La main de Mérance attrapa au vol le verre d'alcool avant que le tavernier n'ait eu le temps de le poser sur la table puis le porta à sa bouche. La sorcière huma le breuvage avant de vider le godet tout en frissonnant longuement. L'instant d'après, elle sortait de sa bourse quelques écus qu'elle posait au creux de la main du tavernier tout en se penchant un peu en avant afin de chuchoter.
- si tu entends parler de personnes qui ont besoins de chose particulière, des remèdes ou bien de conseil il y en aura beaucoup d'autres pour toi...
Pas la peine de prononcer certains mots. Après tout, elle pourrait très bien être vendue à l'inquisition pour quelques deniers de plus alors à demi-mot, cela était bien suffisant. Et puis, elle avait vu le regard que le bonhomme avait eu sur sa chevelure et son visage Il savait...
- Tu n'auras qu'à me les envoyer là-bas au fond, à cette table un peu en retrait. Elle deviendra mienne à partir de ce jour aux heures des repas.

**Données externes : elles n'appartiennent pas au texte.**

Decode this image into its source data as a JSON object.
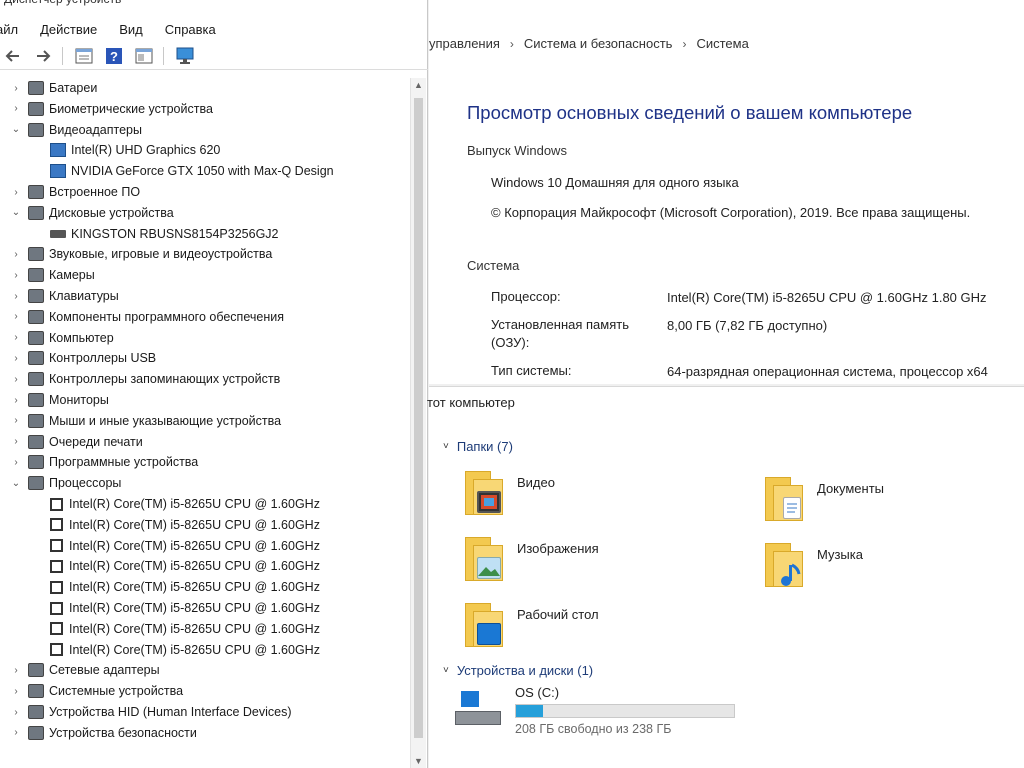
{
  "device_manager": {
    "title": "Диспетчер устройств",
    "menu": [
      "айл",
      "Действие",
      "Вид",
      "Справка"
    ],
    "toolbar_icons": [
      "back-arrow-icon",
      "forward-arrow-icon",
      "properties-icon",
      "help-icon",
      "console-icon",
      "monitor-icon"
    ],
    "tree": [
      {
        "label": "Батареи",
        "level": 0,
        "state": "collapsed",
        "icon": "battery-icon"
      },
      {
        "label": "Биометрические устройства",
        "level": 0,
        "state": "collapsed",
        "icon": "biometric-icon"
      },
      {
        "label": "Видеоадаптеры",
        "level": 0,
        "state": "expanded",
        "icon": "display-adapter-icon"
      },
      {
        "label": "Intel(R) UHD Graphics 620",
        "level": 1,
        "icon": "gpu-icon"
      },
      {
        "label": "NVIDIA GeForce GTX 1050 with Max-Q Design",
        "level": 1,
        "icon": "gpu-icon"
      },
      {
        "label": "Встроенное ПО",
        "level": 0,
        "state": "collapsed",
        "icon": "firmware-icon"
      },
      {
        "label": "Дисковые устройства",
        "level": 0,
        "state": "expanded",
        "icon": "disk-drive-icon"
      },
      {
        "label": "KINGSTON RBUSNS8154P3256GJ2",
        "level": 1,
        "icon": "disk-icon"
      },
      {
        "label": "Звуковые, игровые и видеоустройства",
        "level": 0,
        "state": "collapsed",
        "icon": "sound-icon"
      },
      {
        "label": "Камеры",
        "level": 0,
        "state": "collapsed",
        "icon": "camera-icon"
      },
      {
        "label": "Клавиатуры",
        "level": 0,
        "state": "collapsed",
        "icon": "keyboard-icon"
      },
      {
        "label": "Компоненты программного обеспечения",
        "level": 0,
        "state": "collapsed",
        "icon": "software-component-icon"
      },
      {
        "label": "Компьютер",
        "level": 0,
        "state": "collapsed",
        "icon": "computer-icon"
      },
      {
        "label": "Контроллеры USB",
        "level": 0,
        "state": "collapsed",
        "icon": "usb-icon"
      },
      {
        "label": "Контроллеры запоминающих устройств",
        "level": 0,
        "state": "collapsed",
        "icon": "storage-controller-icon"
      },
      {
        "label": "Мониторы",
        "level": 0,
        "state": "collapsed",
        "icon": "monitor-icon"
      },
      {
        "label": "Мыши и иные указывающие устройства",
        "level": 0,
        "state": "collapsed",
        "icon": "mouse-icon"
      },
      {
        "label": "Очереди печати",
        "level": 0,
        "state": "collapsed",
        "icon": "printer-icon"
      },
      {
        "label": "Программные устройства",
        "level": 0,
        "state": "collapsed",
        "icon": "software-device-icon"
      },
      {
        "label": "Процессоры",
        "level": 0,
        "state": "expanded",
        "icon": "processor-icon"
      },
      {
        "label": "Intel(R) Core(TM) i5-8265U CPU @ 1.60GHz",
        "level": 1,
        "icon": "cpu-icon"
      },
      {
        "label": "Intel(R) Core(TM) i5-8265U CPU @ 1.60GHz",
        "level": 1,
        "icon": "cpu-icon"
      },
      {
        "label": "Intel(R) Core(TM) i5-8265U CPU @ 1.60GHz",
        "level": 1,
        "icon": "cpu-icon"
      },
      {
        "label": "Intel(R) Core(TM) i5-8265U CPU @ 1.60GHz",
        "level": 1,
        "icon": "cpu-icon"
      },
      {
        "label": "Intel(R) Core(TM) i5-8265U CPU @ 1.60GHz",
        "level": 1,
        "icon": "cpu-icon"
      },
      {
        "label": "Intel(R) Core(TM) i5-8265U CPU @ 1.60GHz",
        "level": 1,
        "icon": "cpu-icon"
      },
      {
        "label": "Intel(R) Core(TM) i5-8265U CPU @ 1.60GHz",
        "level": 1,
        "icon": "cpu-icon"
      },
      {
        "label": "Intel(R) Core(TM) i5-8265U CPU @ 1.60GHz",
        "level": 1,
        "icon": "cpu-icon"
      },
      {
        "label": "Сетевые адаптеры",
        "level": 0,
        "state": "collapsed",
        "icon": "network-adapter-icon"
      },
      {
        "label": "Системные устройства",
        "level": 0,
        "state": "collapsed",
        "icon": "system-device-icon"
      },
      {
        "label": "Устройства HID (Human Interface Devices)",
        "level": 0,
        "state": "collapsed",
        "icon": "hid-icon"
      },
      {
        "label": "Устройства безопасности",
        "level": 0,
        "state": "collapsed",
        "icon": "security-device-icon"
      }
    ]
  },
  "system": {
    "breadcrumb": [
      "управления",
      "Система и безопасность",
      "Система"
    ],
    "heading": "Просмотр основных сведений о вашем компьютере",
    "edition_title": "Выпуск Windows",
    "edition": "Windows 10 Домашняя для одного языка",
    "copyright": "© Корпорация Майкрософт (Microsoft Corporation), 2019. Все права защищены.",
    "system_title": "Система",
    "processor_label": "Процессор:",
    "processor_value": "Intel(R) Core(TM) i5-8265U CPU @ 1.60GHz   1.80 GHz",
    "memory_label_1": "Установленная память",
    "memory_label_2": "(ОЗУ):",
    "memory_value": "8,00 ГБ (7,82 ГБ доступно)",
    "type_label": "Тип системы:",
    "type_value": "64-разрядная операционная система, процессор x64"
  },
  "explorer": {
    "title": "тот компьютер",
    "folders_header": "Папки (7)",
    "folders": [
      {
        "label": "Видео",
        "icon": "videos-folder-icon"
      },
      {
        "label": "Документы",
        "icon": "documents-folder-icon"
      },
      {
        "label": "Изображения",
        "icon": "pictures-folder-icon"
      },
      {
        "label": "Музыка",
        "icon": "music-folder-icon"
      },
      {
        "label": "Рабочий стол",
        "icon": "desktop-folder-icon"
      }
    ],
    "devices_header": "Устройства и диски (1)",
    "drive": {
      "name": "OS (C:)",
      "free_text": "208 ГБ свободно из 238 ГБ",
      "used_fraction": 0.126,
      "fill_color": "#26a0da"
    }
  }
}
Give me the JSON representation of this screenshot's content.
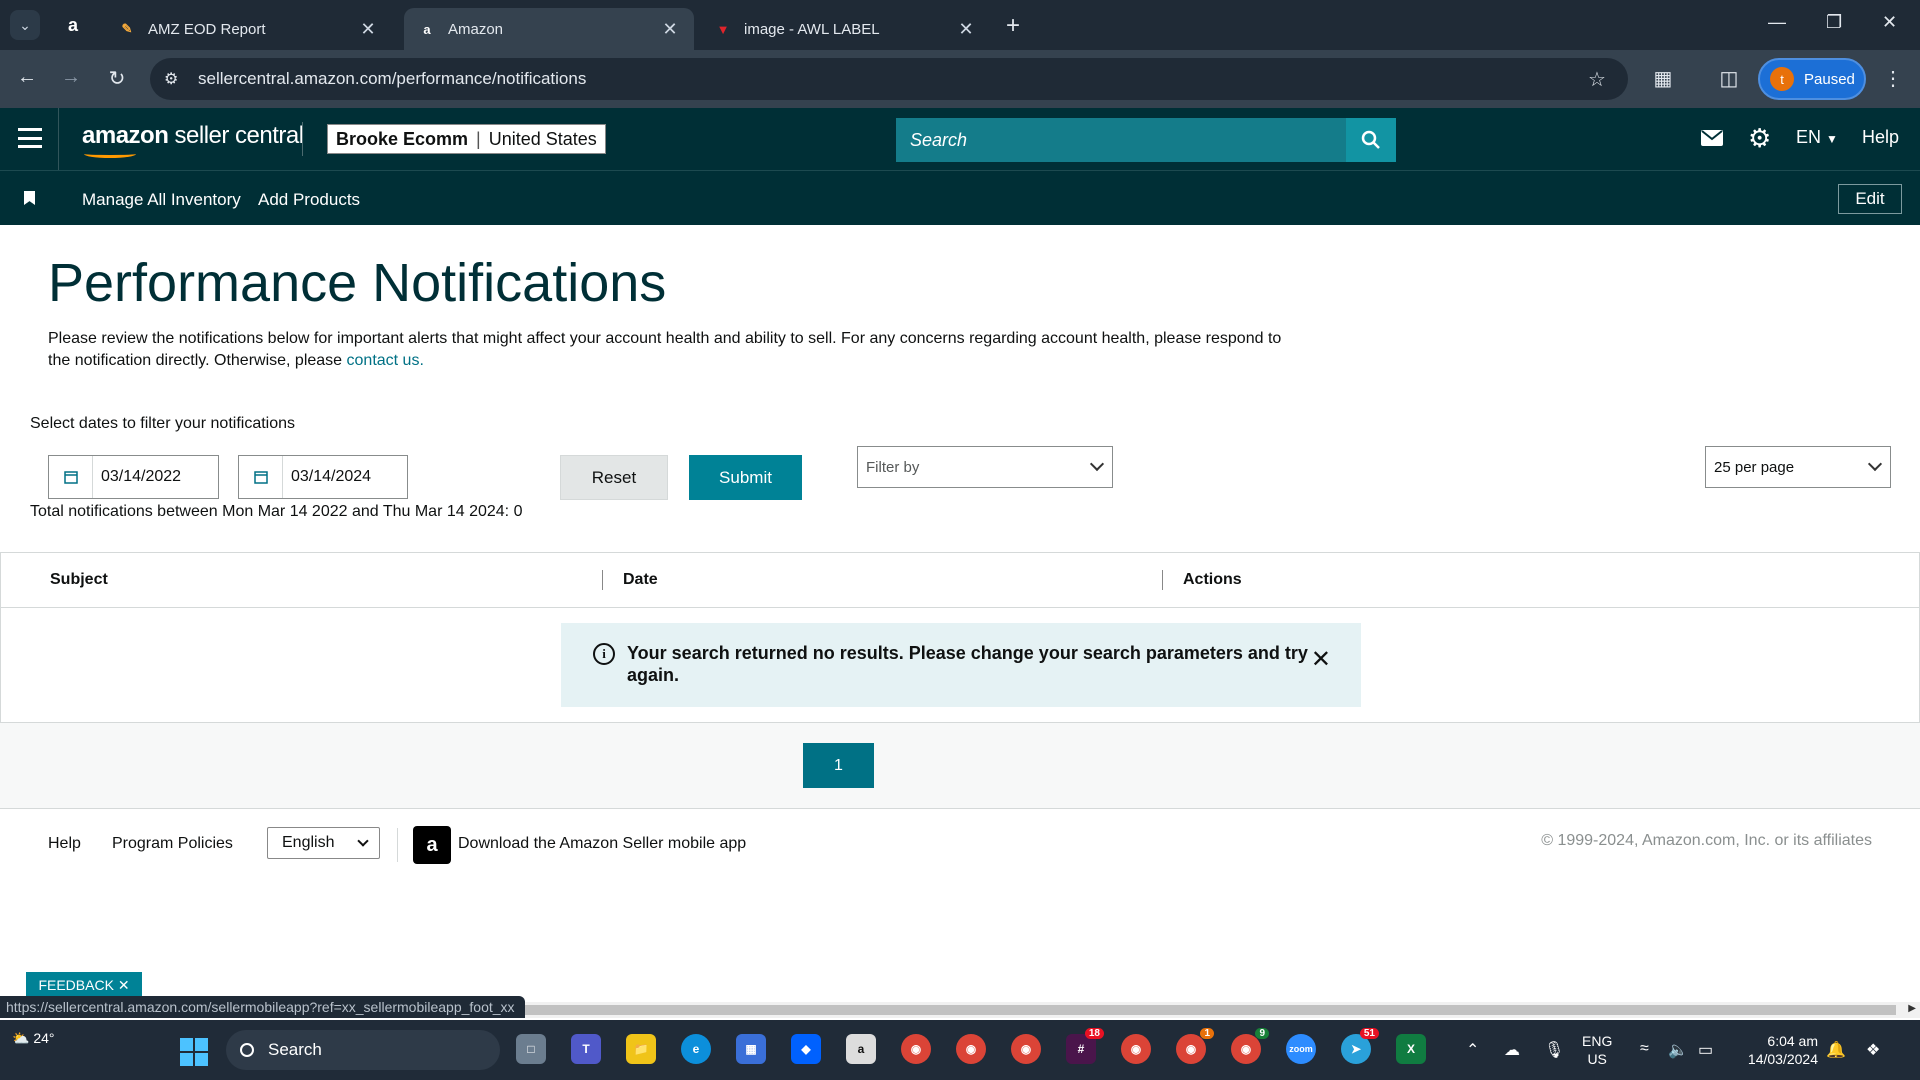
{
  "browser": {
    "tabs": [
      {
        "title": "AMZ EOD Report",
        "favicon": "craft-icon"
      },
      {
        "title": "Amazon",
        "favicon": "amazon-icon",
        "active": true
      },
      {
        "title": "image - AWL LABEL",
        "favicon": "awl-icon"
      }
    ],
    "url": "sellercentral.amazon.com/performance/notifications",
    "profile_initial": "t",
    "profile_status": "Paused"
  },
  "header": {
    "logo_bold": "amazon",
    "logo_rest": " seller central",
    "account_name": "Brooke Ecomm",
    "account_region": "United States",
    "search_placeholder": "Search",
    "language": "EN",
    "help": "Help"
  },
  "bookmarks": {
    "links": [
      "Manage All Inventory",
      "Add Products"
    ],
    "edit_label": "Edit"
  },
  "page": {
    "title": "Performance Notifications",
    "description": "Please review the notifications below for important alerts that might affect your account health and ability to sell. For any concerns regarding account health, please respond to the notification directly. Otherwise, please ",
    "contact_link": "contact us.",
    "filter_label": "Select dates to filter your notifications",
    "date_from": "03/14/2022",
    "date_to": "03/14/2024",
    "reset_label": "Reset",
    "submit_label": "Submit",
    "filter_by": "Filter by",
    "per_page": "25 per page",
    "total_line": "Total notifications between Mon Mar 14 2022 and Thu Mar 14 2024: 0"
  },
  "table": {
    "columns": [
      "Subject",
      "Date",
      "Actions"
    ],
    "empty_message": "Your search returned no results. Please change your search parameters and try again."
  },
  "pagination": {
    "current_page": "1"
  },
  "footer": {
    "help": "Help",
    "program_policies": "Program Policies",
    "language_select": "English",
    "app_text": "Download the Amazon Seller mobile app",
    "copyright": "© 1999-2024, Amazon.com, Inc. or its affiliates"
  },
  "feedback_label": "FEEDBACK",
  "status_url": "https://sellercentral.amazon.com/sellermobileapp?ref=xx_sellermobileapp_foot_xx",
  "taskbar": {
    "weather": "24°",
    "search_label": "Search",
    "lang_line1": "ENG",
    "lang_line2": "US",
    "time": "6:04 am",
    "date": "14/03/2024",
    "badges": {
      "slack": "18",
      "chrome_orange": "1",
      "chrome_green": "9",
      "telegram": "51"
    }
  },
  "colors": {
    "header_bg": "#002f36",
    "accent": "#008296",
    "search_bg": "#147c8a",
    "alert_bg": "#e5f2f4",
    "link": "#007185"
  }
}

Quelques autres écus vinrent rejoindre la première fournée. Mais déjà le regard de Mérance se détournait de l'homme afin de prendre son repas qui refroidissait à force de palabre. L'aubergiste comprit le message et s'éclipsa pour reprendre ses activités. Ainsi tout rentrait dans l'ordre, la vie reprenait son cours
Et le soir même, Mérance fut installée devant un bon repas chaud à la dite table. La lueur de la bougie se faisant craintive et laissait la jeune femme dans une pénombre bien venue qui lui permettait observer les coutumiers et les nouveaux visages qui la détaillaient en coin. Elle savait, avec l'expérience des années, que les gens mettaient un temps avant de venir à elle. Certains villageois ne le feraient pas ouvertement d'ailleurs, ils attendraient de la croiser sur un chemin ou au détour d'une ruelle mais au moins, on savait qui elle était. Et pour l'heure, elle croquait allègrement dans un bon morceau de faisan rôti au miel.